Before Cognitive Psychology attained recognition Behaviourism was the dominant school of thought. Intellectuals such as Noam Chomsky and Alfred Adler have contributed enormously to the later development of this school, by way of its critical reprisal. Under Behaviourism, much of human agency is thought of as a product of conditioned responses, where, rewards are used to reinforce desirable behaviour and punishments used to deter unwanted behaviour. Chomsky, in particular, challenged these assumptions and offered a radically new model of mental development that draws on the innate and intrinsic human potentialities as opposed to learned behaviour. (Neisser, 1997, p.44) While behaviourism’s relevance for studying psychology has diminished, it’s utility to other disciplines within humanities remains.

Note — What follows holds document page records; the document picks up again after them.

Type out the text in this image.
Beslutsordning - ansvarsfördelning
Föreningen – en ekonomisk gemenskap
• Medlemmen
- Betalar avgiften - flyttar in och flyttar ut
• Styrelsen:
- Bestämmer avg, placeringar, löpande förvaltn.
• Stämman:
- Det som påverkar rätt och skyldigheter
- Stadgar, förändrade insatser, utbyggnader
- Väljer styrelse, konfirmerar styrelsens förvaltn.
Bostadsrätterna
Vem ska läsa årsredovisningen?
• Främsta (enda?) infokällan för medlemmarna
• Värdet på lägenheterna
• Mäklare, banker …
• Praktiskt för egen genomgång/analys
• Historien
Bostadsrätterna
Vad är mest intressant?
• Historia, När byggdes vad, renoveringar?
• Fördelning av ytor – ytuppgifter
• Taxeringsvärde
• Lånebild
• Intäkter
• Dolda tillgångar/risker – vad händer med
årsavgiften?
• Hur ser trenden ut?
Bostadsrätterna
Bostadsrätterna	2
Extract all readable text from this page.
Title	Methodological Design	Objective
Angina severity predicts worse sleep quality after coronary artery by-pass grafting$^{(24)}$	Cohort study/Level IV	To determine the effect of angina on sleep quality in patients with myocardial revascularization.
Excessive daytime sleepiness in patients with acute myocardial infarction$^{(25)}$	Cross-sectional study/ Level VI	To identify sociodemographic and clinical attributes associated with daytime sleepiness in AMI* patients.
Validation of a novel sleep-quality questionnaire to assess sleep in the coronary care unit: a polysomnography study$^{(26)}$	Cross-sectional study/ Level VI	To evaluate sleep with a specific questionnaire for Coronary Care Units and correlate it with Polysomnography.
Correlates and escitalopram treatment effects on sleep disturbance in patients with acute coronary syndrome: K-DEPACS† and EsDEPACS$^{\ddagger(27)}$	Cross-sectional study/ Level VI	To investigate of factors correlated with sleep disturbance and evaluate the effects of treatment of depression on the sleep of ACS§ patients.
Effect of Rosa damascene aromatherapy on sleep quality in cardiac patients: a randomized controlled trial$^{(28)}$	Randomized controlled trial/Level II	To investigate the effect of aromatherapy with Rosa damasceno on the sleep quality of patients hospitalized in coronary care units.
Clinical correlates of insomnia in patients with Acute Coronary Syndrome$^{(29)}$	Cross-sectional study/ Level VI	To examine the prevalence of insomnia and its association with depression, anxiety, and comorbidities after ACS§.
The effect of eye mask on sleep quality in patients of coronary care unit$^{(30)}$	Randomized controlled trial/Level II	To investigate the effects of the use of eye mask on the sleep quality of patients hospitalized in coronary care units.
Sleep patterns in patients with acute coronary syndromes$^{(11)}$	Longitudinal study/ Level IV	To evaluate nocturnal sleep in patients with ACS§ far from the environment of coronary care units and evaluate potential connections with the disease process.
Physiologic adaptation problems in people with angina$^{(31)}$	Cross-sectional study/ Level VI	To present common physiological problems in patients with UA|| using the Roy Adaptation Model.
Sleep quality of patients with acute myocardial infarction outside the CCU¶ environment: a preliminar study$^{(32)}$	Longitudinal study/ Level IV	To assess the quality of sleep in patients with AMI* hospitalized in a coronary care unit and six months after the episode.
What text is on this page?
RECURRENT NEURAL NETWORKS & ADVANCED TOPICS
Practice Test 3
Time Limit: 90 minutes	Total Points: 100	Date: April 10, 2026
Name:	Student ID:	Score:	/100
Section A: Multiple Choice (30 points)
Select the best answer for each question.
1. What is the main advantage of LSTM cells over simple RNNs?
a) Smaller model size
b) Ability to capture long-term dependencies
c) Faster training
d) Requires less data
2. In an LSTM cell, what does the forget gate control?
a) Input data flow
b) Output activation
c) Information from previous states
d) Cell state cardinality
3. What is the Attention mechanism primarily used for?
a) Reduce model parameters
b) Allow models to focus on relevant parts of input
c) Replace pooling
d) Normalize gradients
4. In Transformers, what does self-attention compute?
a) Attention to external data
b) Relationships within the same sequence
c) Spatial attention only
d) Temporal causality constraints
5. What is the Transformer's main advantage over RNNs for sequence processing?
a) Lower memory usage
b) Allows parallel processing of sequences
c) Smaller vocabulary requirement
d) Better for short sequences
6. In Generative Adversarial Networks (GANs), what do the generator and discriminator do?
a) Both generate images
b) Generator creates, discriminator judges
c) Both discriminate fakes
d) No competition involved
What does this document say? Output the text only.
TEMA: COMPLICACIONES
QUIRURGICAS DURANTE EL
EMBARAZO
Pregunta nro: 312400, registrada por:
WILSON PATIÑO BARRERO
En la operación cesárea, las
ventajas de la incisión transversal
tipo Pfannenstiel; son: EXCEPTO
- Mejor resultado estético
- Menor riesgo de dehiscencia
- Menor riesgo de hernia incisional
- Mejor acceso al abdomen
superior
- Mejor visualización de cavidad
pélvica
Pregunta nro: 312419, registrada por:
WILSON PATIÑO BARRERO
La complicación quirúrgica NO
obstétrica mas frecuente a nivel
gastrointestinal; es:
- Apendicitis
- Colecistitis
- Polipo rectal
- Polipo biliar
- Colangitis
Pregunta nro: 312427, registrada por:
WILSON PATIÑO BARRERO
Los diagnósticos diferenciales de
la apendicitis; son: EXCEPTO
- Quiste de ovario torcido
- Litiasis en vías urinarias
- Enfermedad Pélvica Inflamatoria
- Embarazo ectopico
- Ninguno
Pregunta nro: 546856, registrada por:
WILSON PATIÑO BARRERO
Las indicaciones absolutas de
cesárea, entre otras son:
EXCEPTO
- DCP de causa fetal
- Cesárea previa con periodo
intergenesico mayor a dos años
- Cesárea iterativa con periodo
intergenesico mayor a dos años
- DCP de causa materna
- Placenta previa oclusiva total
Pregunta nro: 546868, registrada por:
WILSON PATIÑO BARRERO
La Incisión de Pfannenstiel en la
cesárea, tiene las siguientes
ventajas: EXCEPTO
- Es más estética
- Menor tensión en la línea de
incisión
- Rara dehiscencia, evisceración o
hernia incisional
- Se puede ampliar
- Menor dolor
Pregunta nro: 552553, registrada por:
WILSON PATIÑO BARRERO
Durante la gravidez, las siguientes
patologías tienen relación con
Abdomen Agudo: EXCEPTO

Proponents of behaviourism believe that, even within psychology, it has made significant contributions. Hence, it is fair to assume that the cognitive revolution is not an undisputed fact.
Thomas Kuhn was one of the intellectuals who took issue with the orthodox view of scientific progress. The orthodoxy proclaimed that scientific knowledge develops incrementally, by way of accretion. In this view, “new knowledge does not supplant the old, but rather, new discoveries are added to the extant ‘stockpile that constitutes scientific technique and knowledge’”. (O’Donohue & Ferguson, 2003, p.87) Kuhn took objection to this view and cited the examples of Copernicus, Lavoisier, Newton, Plank, Einstein, Darwin, etc. He showed how, rather than merely ‘adding’ to existing knowledge, their theories and concepts radically altered conventional wisdom. Such a radical change is both the cause and effect of the ‘Gestalt switch’ in which these scientists perceived basic phenomena in a fundamentally different manner. While revolution in scientific progress in thus backed up by empirical evidence, it still does not lead to the conclusion that cognitive psychology is one such.